At the risk of sounding banal, I did not feel important nor necessary growing up and was grasping of any attention leveled at me. More, because I was molested at the tender age of five, I was predisposed to sexualize my feelings. Though I got an early schooling on sex play, I managed to hold onto my virginity until I was fifteen. That encounter landed me, passed out in a pool of blood, on the bathroom floor, then into the back of an ambulance, and exposed to humiliating parental scrutiny and shaming.
In retrospect, it was hypocritical of my parents to demand high standards in the sexual arena; I remember finding their Sex to Sixty magazines lying about, as well as finding explicit adult paperbacks in the family bookshelf. Add in my mother's penchant for retelling dirty jokes learned at the bar, her place of employment and entertainment, and it's miraculous I never turned a trick. My mother and stepfather were very strict with their children, imposing very confining restrictions, endless chores, and corporal punishment while reminding us how lucky we were.
Not an excuse, but possibly an explanation, I was spurned by my first; after the backlash and spotlight of our unfortunate liaison, he muttered, that would never happen again! I never saw him again. The microscope, rejection, and shame drove me to run.
During my run, I was harbored by a gin-soaked crone, who dolled me up, and brought me along on her nightly carousing of the seedy sailor bars in National City. Heady with "freedom", the drama of being on-the-lam, and several screwdrivers left me susceptible to the attentions of her son, the pedophile Doctor. Sobering up brought on self-hatred and regret which I neglected to deal with, which led to more of the same, a magnet for pedophiles.
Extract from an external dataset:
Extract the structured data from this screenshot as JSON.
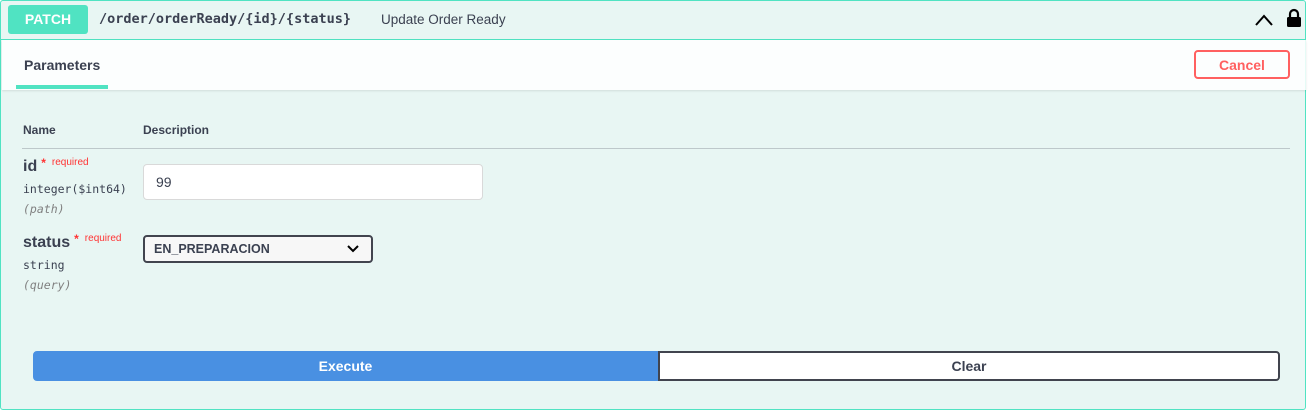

A pattern of sex, drugs (including drinking), and rock and roll emerged. The vicious cycle of indulging and sobering up to the physical pain of guilt, shame, and remorse, was initiated. Partners and pain piled up until I was compelled to do differently. It was during this frame of mind, that I met the man who would become my husband and the father of my daughter.
At twenty, I was a faithful partner, then wife, up until our ninth year. Despite the acquisition of a 2,000-sq. foot home, and raising a precocious, six year old daughter, we had just borne the loss of a business we built from the ground up. Though my husband seemed to process his grief over the loss and moved on, opening a new business, I was stuck in anger, resentment, and insecurity.
Our form of recreation, bowling, became an excuse for social drinking, then drinking to excess. When his attention waned, then wandered to my best friend, I grew fearful and turned my attention to a young man who was enthralled with me. Fueled with alcohol, I fell from grace, burned from guilt, told on myself, then blew up my life.
Adrift at thirty, I picked up where I left off, drinking and sleeping around. It took getting sober to stop my destructive pattern. Actually, it removed the drinking and drugging, like sobering up the drunk horse thief, you're left with a sober horse thief, thus I was left with my pattern, without benefit of the anesthetizing power of alcohol.
A boyfriend began schooling me about what he called a more "honest" lifestyle; he pointed out my "serial monogamy" and said my first husband was a fool for divorcing me, and that I'd done nothing wrong. Desperate for absolution and validation, I bit then discovered that I had morals. It was news to me! I knew that I would never settle again and I didn't.
At thirty-eight, I entered my next and final love relationship, clean of conscience (thanks to the twelve steps of Alcoholics Anonymous), full of the knowledge of what I want and what shenanigans I will not put up with.
What can I say, I was a slow learner.